Capítulo 1

97 17 3
                                    

"Precisamos voar por nós mesmos
Antes que alguém nos diga como"

Prey, The Neighbourhood

Uma luz forte se acendeu em meu rosto. Eu estava no palco com as outras participantes, mas não me senti mais tão a vontade. Todo aquele conto de fadas tinha se tornado um saco pra mim. Era mais um concurso de beleza idiota.

Eu já vi de tudo nos bastidores. Brigas freqüentes aconteciam por conta de rixa entre as meninas mesmo. Algumas ficavam por horas e horas sem comer, quando comiam, vomitavam para retirar toda a “gordura” de seu organismo. Outras só estavam ali porque realmente precisavam da grana e chegavam a se prostituir para conseguir um sustento. Muitas trapaceavam para conseguir o prêmio, mas isso não dava tão certo. Aquilo acabava enchendo mais ainda meu saco.

Eu estava um pouco cansada e indisposta, também não havia comido fazia um bom tempo. Suspirei e pedi a forças superiores  para que conseguisse passar por isso numa boa. Se eu desmaiasse ou algo do tipo, seria desclassificada e minha mãe teria um troço. Perder já não fazia parte do vocabulário dela, ainda mais porque a filha dela simplesmente passou mal. Para Yovannah isso era uma vergonha sem precedentes. 

Então eu tomei um pouco de água e fiz exercícios de respiração para controlar meu corpo. Na maioria das vezes, isso adiantava. No fundo, eu torcia para que alguma daquelas meninas pobres ganhasse o prêmio.
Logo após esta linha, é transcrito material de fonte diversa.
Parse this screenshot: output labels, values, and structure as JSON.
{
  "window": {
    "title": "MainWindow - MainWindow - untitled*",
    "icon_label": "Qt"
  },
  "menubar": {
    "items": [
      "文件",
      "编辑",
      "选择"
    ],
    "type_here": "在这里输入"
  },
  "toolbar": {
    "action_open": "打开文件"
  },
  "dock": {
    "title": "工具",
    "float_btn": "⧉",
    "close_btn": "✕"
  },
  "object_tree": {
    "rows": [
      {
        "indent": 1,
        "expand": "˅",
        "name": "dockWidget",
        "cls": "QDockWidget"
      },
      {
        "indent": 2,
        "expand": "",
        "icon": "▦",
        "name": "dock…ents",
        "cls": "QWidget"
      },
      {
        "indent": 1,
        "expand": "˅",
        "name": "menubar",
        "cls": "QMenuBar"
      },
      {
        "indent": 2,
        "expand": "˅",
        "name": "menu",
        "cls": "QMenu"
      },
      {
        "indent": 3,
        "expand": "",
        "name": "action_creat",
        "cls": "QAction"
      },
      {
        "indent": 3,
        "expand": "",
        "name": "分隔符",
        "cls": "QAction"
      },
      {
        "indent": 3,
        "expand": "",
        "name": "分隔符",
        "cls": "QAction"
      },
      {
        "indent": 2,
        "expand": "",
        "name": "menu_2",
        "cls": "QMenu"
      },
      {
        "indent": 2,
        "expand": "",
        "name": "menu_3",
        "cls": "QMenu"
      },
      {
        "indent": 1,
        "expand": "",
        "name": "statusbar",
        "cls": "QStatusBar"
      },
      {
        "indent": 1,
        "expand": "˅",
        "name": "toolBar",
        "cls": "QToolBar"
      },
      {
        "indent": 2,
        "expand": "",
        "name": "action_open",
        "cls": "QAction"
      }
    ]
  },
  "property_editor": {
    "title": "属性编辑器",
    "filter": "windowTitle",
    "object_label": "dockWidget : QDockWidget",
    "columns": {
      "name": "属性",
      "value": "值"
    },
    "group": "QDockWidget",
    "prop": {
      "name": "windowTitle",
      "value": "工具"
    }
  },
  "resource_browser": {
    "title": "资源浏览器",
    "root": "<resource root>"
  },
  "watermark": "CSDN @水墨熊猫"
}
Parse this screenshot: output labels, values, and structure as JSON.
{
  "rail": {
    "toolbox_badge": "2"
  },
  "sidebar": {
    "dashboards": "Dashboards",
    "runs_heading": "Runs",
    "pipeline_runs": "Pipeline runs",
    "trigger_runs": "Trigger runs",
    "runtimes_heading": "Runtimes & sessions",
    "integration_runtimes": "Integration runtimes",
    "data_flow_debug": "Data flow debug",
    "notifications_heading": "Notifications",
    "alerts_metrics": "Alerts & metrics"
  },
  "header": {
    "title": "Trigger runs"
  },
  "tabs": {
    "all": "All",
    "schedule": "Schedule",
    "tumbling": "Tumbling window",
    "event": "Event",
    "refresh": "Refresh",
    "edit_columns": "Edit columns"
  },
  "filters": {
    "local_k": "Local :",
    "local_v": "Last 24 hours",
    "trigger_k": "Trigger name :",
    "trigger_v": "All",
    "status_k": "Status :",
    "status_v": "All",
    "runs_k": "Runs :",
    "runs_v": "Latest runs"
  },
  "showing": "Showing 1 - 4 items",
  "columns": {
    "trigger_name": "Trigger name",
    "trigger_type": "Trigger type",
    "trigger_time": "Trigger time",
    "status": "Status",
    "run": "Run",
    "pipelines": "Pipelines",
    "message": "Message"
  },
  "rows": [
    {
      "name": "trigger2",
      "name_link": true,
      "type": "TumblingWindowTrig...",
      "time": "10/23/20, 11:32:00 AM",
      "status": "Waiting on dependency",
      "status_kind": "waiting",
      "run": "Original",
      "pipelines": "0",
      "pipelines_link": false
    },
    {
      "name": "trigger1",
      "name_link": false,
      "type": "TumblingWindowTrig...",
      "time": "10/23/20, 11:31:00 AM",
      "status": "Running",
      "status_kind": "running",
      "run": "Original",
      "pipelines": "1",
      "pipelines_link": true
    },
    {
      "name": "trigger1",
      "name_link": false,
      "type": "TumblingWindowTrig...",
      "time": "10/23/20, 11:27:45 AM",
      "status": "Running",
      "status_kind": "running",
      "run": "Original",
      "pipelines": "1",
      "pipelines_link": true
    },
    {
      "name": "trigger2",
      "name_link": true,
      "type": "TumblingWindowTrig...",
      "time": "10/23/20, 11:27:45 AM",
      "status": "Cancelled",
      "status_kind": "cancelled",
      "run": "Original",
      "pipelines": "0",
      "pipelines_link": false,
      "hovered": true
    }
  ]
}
Eu não era a mais bonita e nem precisava daquilo, a mamãe recebia uma boa grana com a morte do papai. O único problema dela era a ganância, ela não se importava com limites quando o assunto era ganhar. E esfregar meus títulos na cara das amigas era essencial, né mores. 

Faço parte desses concursos de beleza desde os 9 anos e já ganhei  7 deles. Parte pelo meu esforço, parte pela lábia da mamãe com os organizadores ou jurados. Agora tenho 20 anos e estou totalmente acostumada com o mundo do glamour e da beleza. Mas, algo não me satisfaz quando me olho no espelho. Meio que não me sinto eu.Aquele salto machucava meus pés e aqueles cílios postiços quase não me deixavam abrir os olhos. Uma roupa apertada demais marcando curvas que eu nem tinha e um sorriso de plástico. Aquele corpo nem parecia ser meu. 

Estava com um sorriso falso em meu rosto parada no palco, olhando para todos aqueles jurados com cara de tacho e imaginando o que aconteceria se eu tacasse aquele salto que tanto me incomodava, na cara de um deles. Será que eu seria presa? Fui interrompida por meus pensamentos agressivos ao escutar uma voz chamando meu nome. Era o apresentador do concurso. Uau, mais um prêmio por ser bonita…

— Charlotte Abels! Primeiro lugar!

Eu sorri prendendo as lágrimas em meus olhos fingindo estar super emocionada. Já tinha uma técnica pra isso, pois soltar as “lágrimas”  em público era feio e borrava toda a produção,, minha mãe sempre me repreendia por fazer isso. Então eu peguei mais uma faixa, mais uma coroa, mais um bouquet e agradeci. Acenei como uma miss faz e ao final de tudo, fomos para a festa que tinha celebrando a premiação.

Chegando lá, minha mãe não parava de falar com as amigas de alta classe sobre todos os prêmios que eu ganhava por ser linda e tudo isso. Eu estava um pouco frustrada e chateada, me sentia enjoada e todas aquelas luzes me cegavam. Eu não entendia o porquê. 

Depois que mamãe terminou de se exibir para todos os seus amigos, finalmente voltamos para nossa casa. Eu sentia falta daquele cheiro e sentia falta de Bloom, nossa pequena yorkshire que antigamente corria aos meus pés e dava seus latidos bem fininhos. Ela era a única coisa que conseguia me deixar disposta e feliz. Porém ela havia adoecido e faleceu há poucos dias. Eu precisava fingir que estava tudo bem. 

Fui para meu quarto e tomei um banho. Me sentia estranha ainda e suspirei. Ao deitar em minha cama, me cobri e consegui deixar as lágrimas rolarem por meu rosto “perfeito”. No fundo, eu sabia que aquelas não eram lágrimas de felicidade por ganhar o concurso.. Eram lágrimas de cansaço.

Eu não sabia o que estava acontecendo comigo, mas estava me sentindo diferente.